Interfractional prostate motion during radiotherapy due to variation in rectal distension can have negative consequences. The authors investigated the dosimetric consequences of a linear translational position correction based on image guidance when a three-dimensional conformal treatment technique was used.

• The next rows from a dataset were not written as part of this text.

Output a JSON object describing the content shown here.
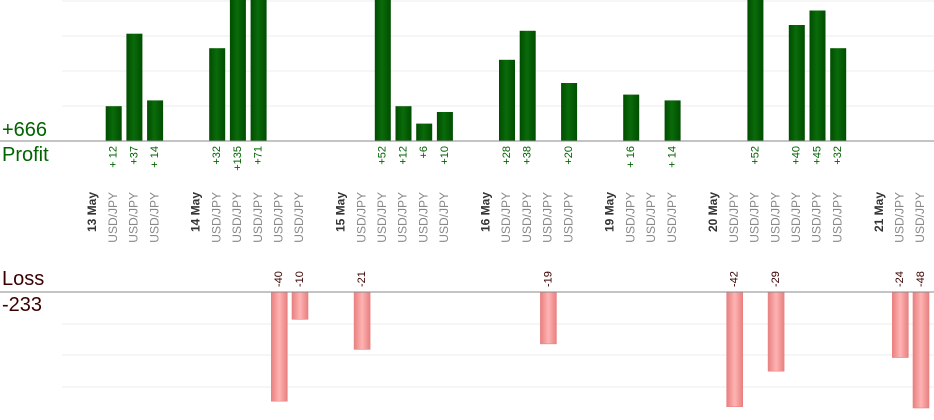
{
  "summary": {
    "profit_total": "+666",
    "profit_label": "Profit",
    "loss_label": "Loss",
    "loss_total": "-233"
  },
  "colors": {
    "profit_bar": "#0a6b0a",
    "profit_bar_edge": "#004d00",
    "profit_text": "#006400",
    "loss_bar": "#ffb3b3",
    "loss_bar_edge": "#e88080",
    "loss_text": "#3a0000",
    "date_text": "#333333",
    "pair_text": "#888888"
  },
  "chart_data": {
    "type": "bar",
    "columns": [
      {
        "kind": "date",
        "label": "13 May"
      },
      {
        "kind": "trade",
        "label": "USD/JPY",
        "value": 12,
        "value_label": "+ 12"
      },
      {
        "kind": "trade",
        "label": "USD/JPY",
        "value": 37,
        "value_label": "+37"
      },
      {
        "kind": "trade",
        "label": "USD/JPY",
        "value": 14,
        "value_label": "+ 14"
      },
      {
        "kind": "gap"
      },
      {
        "kind": "date",
        "label": "14 May"
      },
      {
        "kind": "trade",
        "label": "USD/JPY",
        "value": 32,
        "value_label": "+32"
      },
      {
        "kind": "trade",
        "label": "USD/JPY",
        "value": 135,
        "value_label": "+135"
      },
      {
        "kind": "trade",
        "label": "USD/JPY",
        "value": 71,
        "value_label": "+71"
      },
      {
        "kind": "trade",
        "label": "USD/JPY",
        "value": -40,
        "value_label": "-40"
      },
      {
        "kind": "trade",
        "label": "USD/JPY",
        "value": -10,
        "value_label": "-10"
      },
      {
        "kind": "gap"
      },
      {
        "kind": "date",
        "label": "15 May"
      },
      {
        "kind": "trade",
        "label": "USD/JPY",
        "value": -21,
        "value_label": "-21"
      },
      {
        "kind": "trade",
        "label": "USD/JPY",
        "value": 52,
        "value_label": "+52"
      },
      {
        "kind": "trade",
        "label": "USD/JPY",
        "value": 12,
        "value_label": "+12"
      },
      {
        "kind": "trade",
        "label": "USD/JPY",
        "value": 6,
        "value_label": "+6"
      },
      {
        "kind": "trade",
        "label": "USD/JPY",
        "value": 10,
        "value_label": "+10"
      },
      {
        "kind": "gap"
      },
      {
        "kind": "date",
        "label": "16 May"
      },
      {
        "kind": "trade",
        "label": "USD/JPY",
        "value": 28,
        "value_label": "+28"
      },
      {
        "kind": "trade",
        "label": "USD/JPY",
        "value": 38,
        "value_label": "+38"
      },
      {
        "kind": "trade",
        "label": "USD/JPY",
        "value": -19,
        "value_label": "-19"
      },
      {
        "kind": "trade",
        "label": "USD/JPY",
        "value": 20,
        "value_label": "+20"
      },
      {
        "kind": "gap"
      },
      {
        "kind": "date",
        "label": "19 May"
      },
      {
        "kind": "trade",
        "label": "USD/JPY",
        "value": 16,
        "value_label": "+ 16"
      },
      {
        "kind": "trade",
        "label": "USD/JPY"
      },
      {
        "kind": "trade",
        "label": "USD/JPY",
        "value": 14,
        "value_label": "+ 14"
      },
      {
        "kind": "gap"
      },
      {
        "kind": "date",
        "label": "20 May"
      },
      {
        "kind": "trade",
        "label": "USD/JPY",
        "value": -42,
        "value_label": "-42"
      },
      {
        "kind": "trade",
        "label": "USD/JPY",
        "value": 52,
        "value_label": "+52"
      },
      {
        "kind": "trade",
        "label": "USD/JPY",
        "value": -29,
        "value_label": "-29"
      },
      {
        "kind": "trade",
        "label": "USD/JPY",
        "value": 40,
        "value_label": "+40"
      },
      {
        "kind": "trade",
        "label": "USD/JPY",
        "value": 45,
        "value_label": "+45"
      },
      {
        "kind": "trade",
        "label": "USD/JPY",
        "value": 32,
        "value_label": "+32"
      },
      {
        "kind": "gap"
      },
      {
        "kind": "date",
        "label": "21 May"
      },
      {
        "kind": "trade",
        "label": "USD/JPY",
        "value": -24,
        "value_label": "-24"
      },
      {
        "kind": "trade",
        "label": "USD/JPY",
        "value": -48,
        "value_label": "-48"
      }
    ],
    "profit_visible_max": 40,
    "loss_visible_max": 42,
    "grid": true,
    "legend": "none"
  }
}
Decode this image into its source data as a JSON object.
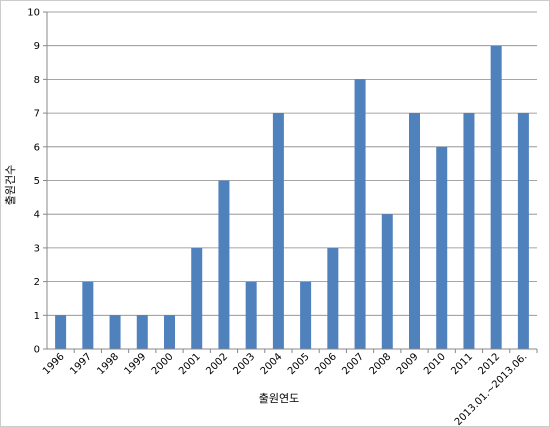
{
  "chart_data": {
    "type": "bar",
    "categories": [
      "1996",
      "1997",
      "1998",
      "1999",
      "2000",
      "2001",
      "2002",
      "2003",
      "2004",
      "2005",
      "2006",
      "2007",
      "2008",
      "2009",
      "2010",
      "2011",
      "2012",
      "2013.01.~2013.06."
    ],
    "values": [
      1,
      2,
      1,
      1,
      1,
      3,
      5,
      2,
      7,
      2,
      3,
      8,
      4,
      7,
      6,
      7,
      9,
      7
    ],
    "title": "",
    "xlabel": "출원연도",
    "ylabel": "출원건수",
    "ylim": [
      0,
      10
    ],
    "yticks": [
      "0",
      "1",
      "2",
      "3",
      "4",
      "5",
      "6",
      "7",
      "8",
      "9",
      "10"
    ],
    "grid": "horizontal",
    "bar_color": "#4F81BD",
    "grid_color": "#888888",
    "border_color": "#cccccc"
  }
}
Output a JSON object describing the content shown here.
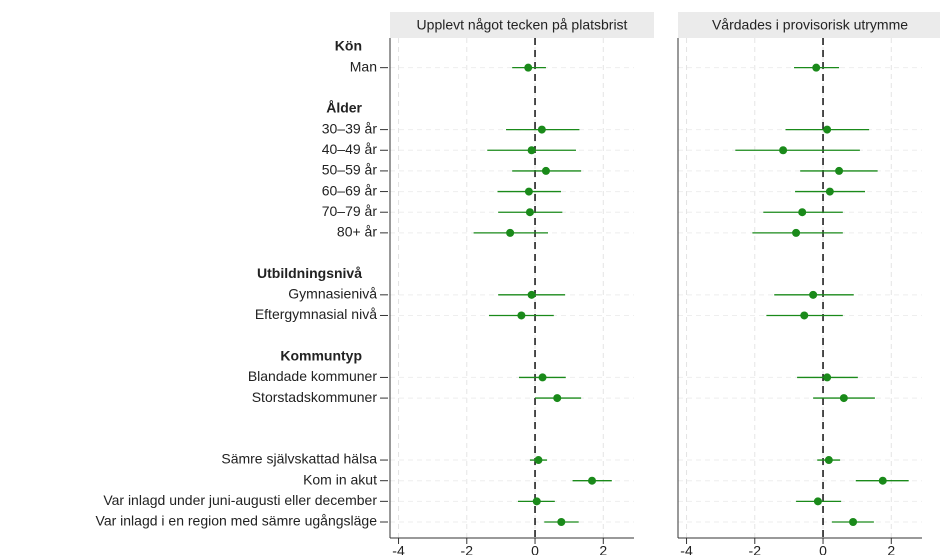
{
  "chart_data": {
    "type": "forest",
    "categories": [
      "Kön",
      "Man",
      null,
      "Ålder",
      "30–39 år",
      "40–49 år",
      "50–59 år",
      "60–69 år",
      "70–79 år",
      "80+ år",
      null,
      "Utbildningsnivå",
      "Gymnasienivå",
      "Eftergymnasial nivå",
      null,
      "Kommuntyp",
      "Blandade kommuner",
      "Storstadskommuner",
      null,
      null,
      "Sämre självskattad hälsa",
      "Kom in akut",
      "Var inlagd under juni-augusti eller december",
      "Var inlagd i en region med sämre ugångsläge"
    ],
    "bold_categories": [
      0,
      3,
      11,
      15
    ],
    "color": "#1a8a1a",
    "xlim": [
      -4.25,
      2.9
    ],
    "xticks": [
      -4,
      -2,
      0,
      2
    ],
    "xline": 0,
    "grid": true,
    "series": [
      {
        "name": "Upplevt något tecken på platsbrist",
        "values": [
          null,
          -0.2,
          null,
          null,
          0.2,
          -0.1,
          0.32,
          -0.18,
          -0.15,
          -0.73,
          null,
          null,
          -0.1,
          -0.4,
          null,
          null,
          0.22,
          0.65,
          null,
          null,
          0.1,
          1.67,
          0.05,
          0.77
        ],
        "ci_low": [
          null,
          -0.67,
          null,
          null,
          -0.85,
          -1.4,
          -0.67,
          -1.1,
          -1.08,
          -1.8,
          null,
          null,
          -1.08,
          -1.35,
          null,
          null,
          -0.47,
          0,
          null,
          null,
          -0.15,
          1.1,
          -0.5,
          0.27
        ],
        "ci_high": [
          null,
          0.32,
          null,
          null,
          1.3,
          1.2,
          1.35,
          0.76,
          0.8,
          0.38,
          null,
          null,
          0.88,
          0.55,
          null,
          null,
          0.9,
          1.35,
          null,
          null,
          0.35,
          2.25,
          0.58,
          1.28
        ]
      },
      {
        "name": "Vårdades i provisorisk utrymme",
        "values": [
          null,
          -0.2,
          null,
          null,
          0.12,
          -1.17,
          0.47,
          0.2,
          -0.61,
          -0.79,
          null,
          null,
          -0.29,
          -0.55,
          null,
          null,
          0.12,
          0.61,
          null,
          null,
          0.17,
          1.75,
          -0.15,
          0.88
        ],
        "ci_low": [
          null,
          -0.85,
          null,
          null,
          -1.1,
          -2.57,
          -0.67,
          -0.82,
          -1.75,
          -2.07,
          null,
          null,
          -1.43,
          -1.66,
          null,
          null,
          -0.76,
          -0.29,
          null,
          null,
          -0.17,
          0.96,
          -0.79,
          0.26
        ],
        "ci_high": [
          null,
          0.47,
          null,
          null,
          1.35,
          1.08,
          1.6,
          1.23,
          0.58,
          0.58,
          null,
          null,
          0.9,
          0.58,
          null,
          null,
          1.02,
          1.52,
          null,
          null,
          0.5,
          2.51,
          0.53,
          1.49
        ]
      }
    ]
  }
}
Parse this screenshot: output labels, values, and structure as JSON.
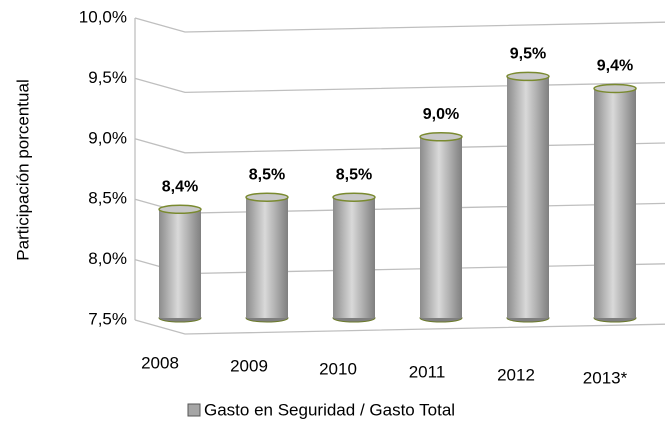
{
  "chart_data": {
    "type": "bar",
    "y_label": "Participación porcentual",
    "categories": [
      "2008",
      "2009",
      "2010",
      "2011",
      "2012",
      "2013*"
    ],
    "series": [
      {
        "name": "Gasto en Seguridad / Gasto Total",
        "color": "#a6a6a6",
        "values": [
          8.4,
          8.5,
          8.5,
          9.0,
          9.5,
          9.4
        ],
        "value_labels": [
          "8,4%",
          "8,5%",
          "8,5%",
          "9,0%",
          "9,5%",
          "9,4%"
        ]
      }
    ],
    "ylim": [
      7.5,
      10.0
    ],
    "yticks": [
      {
        "value": 7.5,
        "label": "7,5%"
      },
      {
        "value": 8.0,
        "label": "8,0%"
      },
      {
        "value": 8.5,
        "label": "8,5%"
      },
      {
        "value": 9.0,
        "label": "9,0%"
      },
      {
        "value": 9.5,
        "label": "9,5%"
      },
      {
        "value": 10.0,
        "label": "10,0%"
      }
    ],
    "grid": true
  }
}
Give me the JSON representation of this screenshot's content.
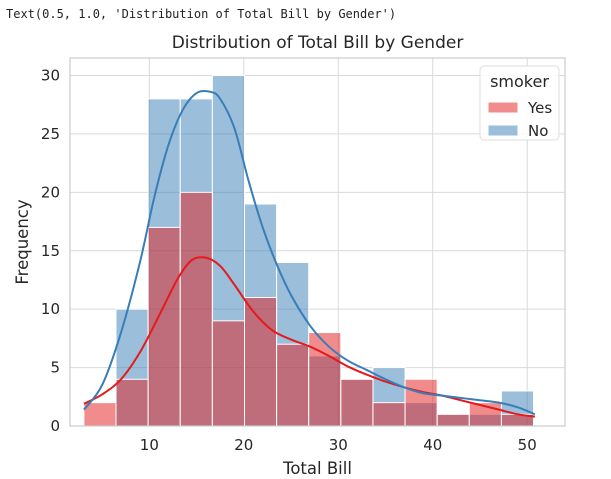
{
  "output_text": "Text(0.5, 1.0, 'Distribution of Total Bill by Gender')",
  "chart_data": {
    "type": "bar",
    "title": "Distribution of Total Bill by Gender",
    "xlabel": "Total Bill",
    "ylabel": "Frequency",
    "xlim": [
      1.6,
      54
    ],
    "ylim": [
      0,
      31.5
    ],
    "xticks": [
      10,
      20,
      30,
      40,
      50
    ],
    "yticks": [
      0,
      5,
      10,
      15,
      20,
      25,
      30
    ],
    "grid": true,
    "legend": {
      "title": "smoker",
      "position": "top-right"
    },
    "bin_edges": [
      3.07,
      6.47,
      9.87,
      13.27,
      16.67,
      20.07,
      23.47,
      26.87,
      30.27,
      33.67,
      37.07,
      40.47,
      43.87,
      47.27,
      50.67
    ],
    "series": [
      {
        "name": "Yes",
        "color": "#e41a1c",
        "values": [
          2,
          4,
          17,
          20,
          9,
          11,
          7,
          8,
          4,
          2,
          4,
          1,
          2,
          1
        ]
      },
      {
        "name": "No",
        "color": "#377eb8",
        "values": [
          0,
          10,
          28,
          28,
          30,
          19,
          14,
          6,
          4,
          5,
          2,
          1,
          1,
          3
        ]
      }
    ],
    "kde": [
      {
        "name": "Yes",
        "color": "#e41a1c",
        "x": [
          3.07,
          5,
          7,
          9,
          11,
          13,
          14.5,
          16,
          17.5,
          19,
          21,
          23,
          25,
          27,
          29,
          31,
          33,
          35,
          37,
          39,
          41,
          43,
          45,
          47,
          49,
          50.81
        ],
        "y": [
          1.9,
          2.7,
          4.0,
          6.3,
          9.4,
          12.6,
          14.2,
          14.4,
          13.7,
          12.1,
          9.8,
          8.2,
          7.4,
          6.8,
          6.0,
          5.1,
          4.4,
          3.8,
          3.3,
          2.9,
          2.6,
          2.2,
          1.8,
          1.4,
          1.0,
          0.8
        ]
      },
      {
        "name": "No",
        "color": "#377eb8",
        "x": [
          3.07,
          5,
          7,
          9,
          10.5,
          12,
          13.5,
          15,
          16.5,
          17.5,
          19,
          20.5,
          22,
          23.5,
          25,
          27,
          29,
          31,
          33,
          35,
          37,
          39,
          41,
          43,
          45,
          47,
          49,
          50.81
        ],
        "y": [
          1.4,
          3.5,
          8.0,
          14.0,
          19.5,
          24.0,
          27.0,
          28.5,
          28.6,
          28.0,
          25.5,
          21.0,
          17.0,
          13.8,
          11.2,
          8.6,
          6.8,
          5.6,
          4.8,
          4.0,
          3.3,
          2.8,
          2.6,
          2.4,
          2.2,
          2.0,
          1.6,
          1.0
        ]
      }
    ]
  }
}
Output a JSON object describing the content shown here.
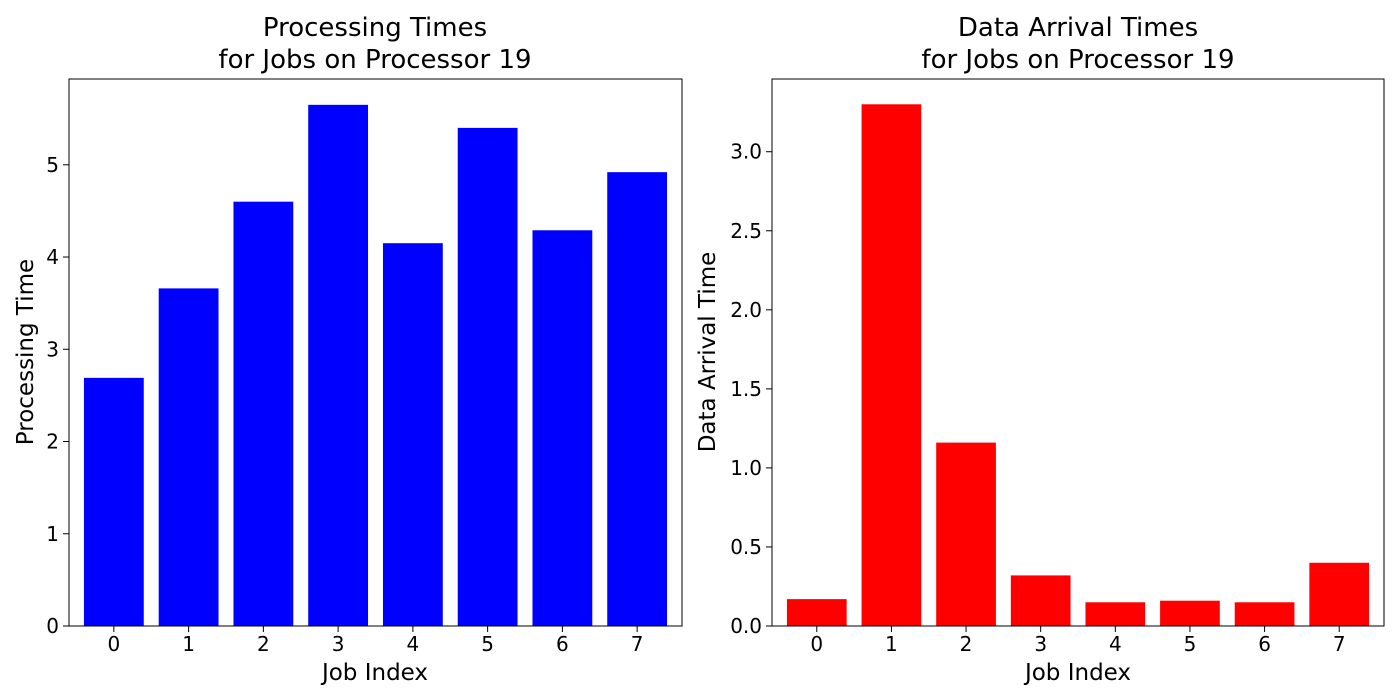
{
  "chart_data": [
    {
      "type": "bar",
      "title_line1": "Processing Times",
      "title_line2": "for Jobs on Processor 19",
      "xlabel": "Job Index",
      "ylabel": "Processing Time",
      "categories": [
        "0",
        "1",
        "2",
        "3",
        "4",
        "5",
        "6",
        "7"
      ],
      "values": [
        2.69,
        3.66,
        4.6,
        5.65,
        4.15,
        5.4,
        4.29,
        4.92
      ],
      "color": "#0000ff",
      "ylim": [
        0,
        5.93
      ],
      "yticks": [
        0,
        1,
        2,
        3,
        4,
        5
      ],
      "ytick_labels": [
        "0",
        "1",
        "2",
        "3",
        "4",
        "5"
      ],
      "grid": false,
      "legend": "none"
    },
    {
      "type": "bar",
      "title_line1": "Data Arrival Times",
      "title_line2": "for Jobs on Processor 19",
      "xlabel": "Job Index",
      "ylabel": "Data Arrival Time",
      "categories": [
        "0",
        "1",
        "2",
        "3",
        "4",
        "5",
        "6",
        "7"
      ],
      "values": [
        0.17,
        3.3,
        1.16,
        0.32,
        0.15,
        0.16,
        0.15,
        0.4
      ],
      "color": "#ff0000",
      "ylim": [
        0,
        3.46
      ],
      "yticks": [
        0,
        0.5,
        1,
        1.5,
        2,
        2.5,
        3
      ],
      "ytick_labels": [
        "0.0",
        "0.5",
        "1.0",
        "1.5",
        "2.0",
        "2.5",
        "3.0"
      ],
      "grid": false,
      "legend": "none"
    }
  ]
}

Planning CTs of seven patients with empty and distended rectum were analyzed. A reference plan for the planning target volume (PTV) and the boost were calculated on the CT dataset with the empty rectum with a standard four-field technique. The treatment plan was transferred to the CT with the distended rectum for an uncorrected setup (referenced to bony anatomy) and a corrected setup after position correction of the isocenter. The dosimetric consequences were analyzed.
Organ motion decreased the coverage of the prostate by the 95% isodose during simulated single treatment fractions by up to -21.0 percentage points (%-p; boost plan) and by up to -14.9%-p for the seminal vesicles (PTV plan). The mean rectum dose increased by up to 18.3%-p (PTV plan). Linear translational correction (mean 6.4 +/- 3.4 mm, maximum 10.8 mm) increased the coverage of the prostate by the 95% isodose by up to 12.7%-p (boost plan), while the mean rectum dose was reduced by up to -8.9%-p (PTV plan). For the complete treatment a reduction of complication probability of the rectum of approximately 5%-p was calculated.
The use of an image guidance system with linear translational correction can improve radiation treatment accuracy for prostate cancer, if geometric changes are within certain limits.
放疗期间由于直肠扩张变化导致的前列腺分次间运动可能产生不良后果。作者研究了在使用三维适形治疗技术时基于图像引导的线性平移位置校正的剂量学后果。
分析了7例直肠空虚和扩张状态下患者的计划CT。在直肠空虚的CT数据集上采用标准四野技术计算计划靶体积(PTV)和增量剂量的参考计划。将治疗计划转移至直肠扩张的CT上,用于未校正设置(参考骨骼解剖结构)以及等中心位置校正后的校正设置。分析剂量学后果。
在模拟单次治疗分次期间,器官运动使前列腺的95%等剂量线覆盖范围减少,在增量剂量计划中最多减少21.0个百分点(%-p),在精囊(PTV计划)中最多减少14.9%-p。直肠平均剂量最多增加18.3%-p(PTV计划)。线性平移校正(平均6.4±3.4 mm,最大10.8 mm)使前列腺的95%等剂量线覆盖范围最多增加12.7%-p(增量剂量计划),而直肠平均剂量最多减少8.9%-p(PTV计划)。对于整个治疗过程,计算出直肠并发症概率降低约5%-p。
如果几何变化在一定范围内,使用具有线性平移校正的图像引导系统可提高前列腺癌放射治疗的准确性。